David A. Asch, M.D., M.B.A., of the Philadelphia Veterans Affairs Medical Center and University of Pennsylvania, Philadelphia, and colleagues examined whether obstetrics and gynecology (OB) residency programs could be evaluated according to the risk-adjusted rates of maternal complications of the patients of the graduates of these programs. The study included data on Florida and New York obstetrical hospital discharges between 1992 and 2007, representing 4,906,169 deliveries performed by 4,124 obstetricians from 107 U.S. residency programs.
Maternal complications were analyzed separately by delivery mode, including vaginal and cesarean births reflecting laceration, hemorrhage, and all other complications after vaginal delivery; hemorrhage, infection, and all other complications after cesarean delivery; and composites for vaginal and cesarean deliveries and for all deliveries regardless of mode.
The researchers found that adjusted rates of complications from physicians trained in the top-quintile (fifth) programs were substantially lower than from those physicians trained in the bottom-quintile programs. "All else equal, a woman choosing an obstetrician who trained at a program in the top tier would face a 10.3 percent risk of a major complication compared with 13.6 percent if she chose an obstetrician trained at a program from the bottom tier," the authors write. "In general, the bottom-quintile programs had complication rates approximately one-third higher than those of the top-quintile programs."
The rankings of residency programs based on each of the measures were similar. "More generally, residency programs that produced physicians with low adjusted rates of one complication also produced physicians with low adjusted rates of other complications."
Adjustment for medical licensure examination scores did not substantially change the program ranking.

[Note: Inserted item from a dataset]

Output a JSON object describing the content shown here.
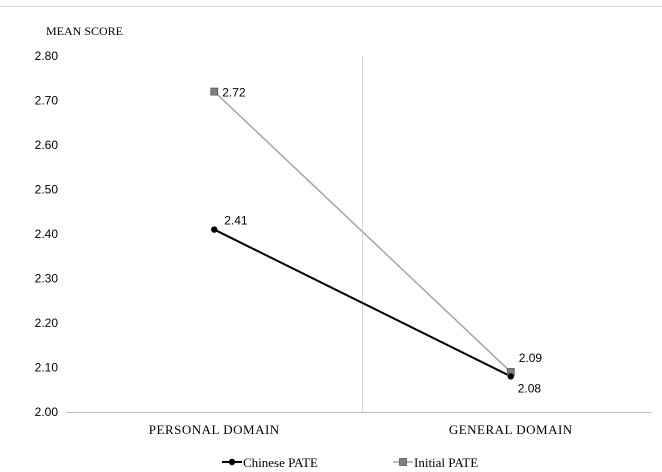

"To our knowledge, these findings provide the first empirical support for widely-held intuitions about the clinical implications of variation in medical education. The often large and uniformly positive correlations across the 9 separate measures lend support to the view that rates of individual complications track together at the level of the residency program and suggest that these rates may reflect good measures of overall quality," the researchers write.
"These results may have important implications for patients," they add. "If these findings are confirmed and refined, women might select obstetricians in part by where they were trained. The general consistency in programs' rankings despite different measures of quality supports the validity of the measures and also suggests that top programs may be likely to produce physicians who are better in unmeasured ways as well."